The solution to this problem is the knowledge graph, which is designed to manage data and pull all of the world’s knowledge of something into one place. While this seems to be a pipe dream of sorts because virtualization of all information hasn’t happened yet, in an ideal world, knowledge graphs would make data universally accessible. 

A Practical Example

Perhaps it is because Google favors their own products, but the easiest and most comprehensive knowledge graph is Google’s “box” that pops up when you search for a person, place, or thing. For an example, we ran a superficial search on Ada Lovelace. This was pioneered in 2012, and while it did built upon previous knowledge graphs, it used unique algorithms that are pushing change into the definition of a knowledge graph.

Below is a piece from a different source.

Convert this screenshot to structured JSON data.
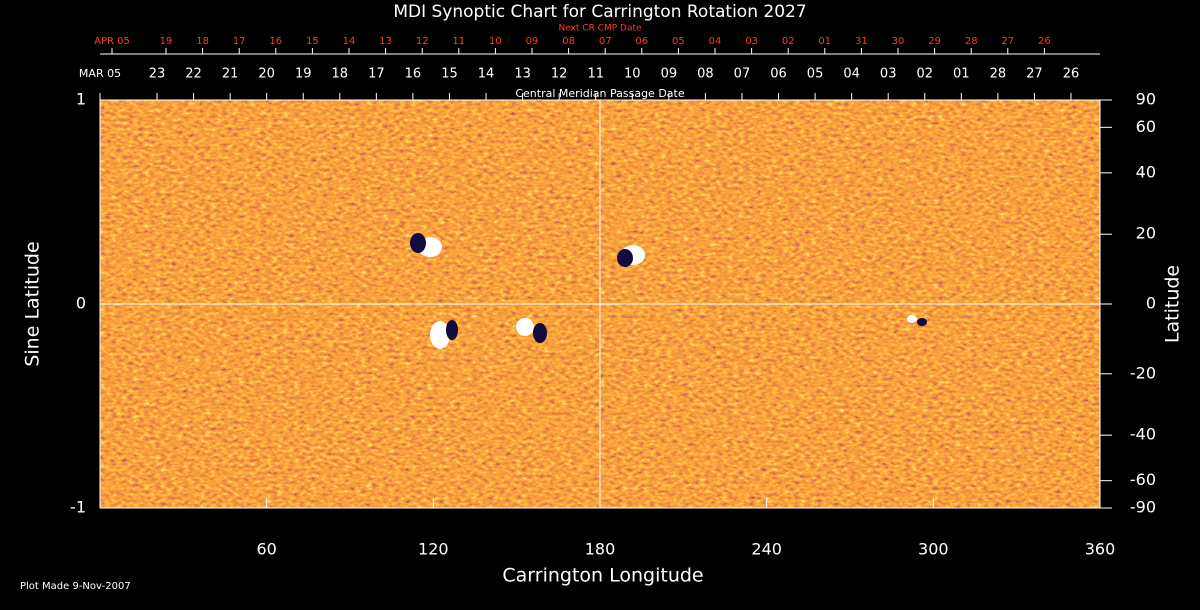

Application in Artificial Intelligence

Knowledge graphs are smart. They rely on ontology, which defines the semantics of a data set. Typically, an ontology supports inference and allows for implicit information to be derived from explicit data. These graphs are flexible in nature, and can be revised, extended, and changed as more data is collected. In some cases, data is fed into the AI and in others, it learns from situations that occur and adds to the collateral knowledge by itself. A properly flushed out knowledge graph can not only answer a question with the correct answer, it can trace the entire path back to the roots of how and why it knows it. In some ways, this AI is already the core of many services we see every day, like chatbots, risk analysis, and even fraud detection.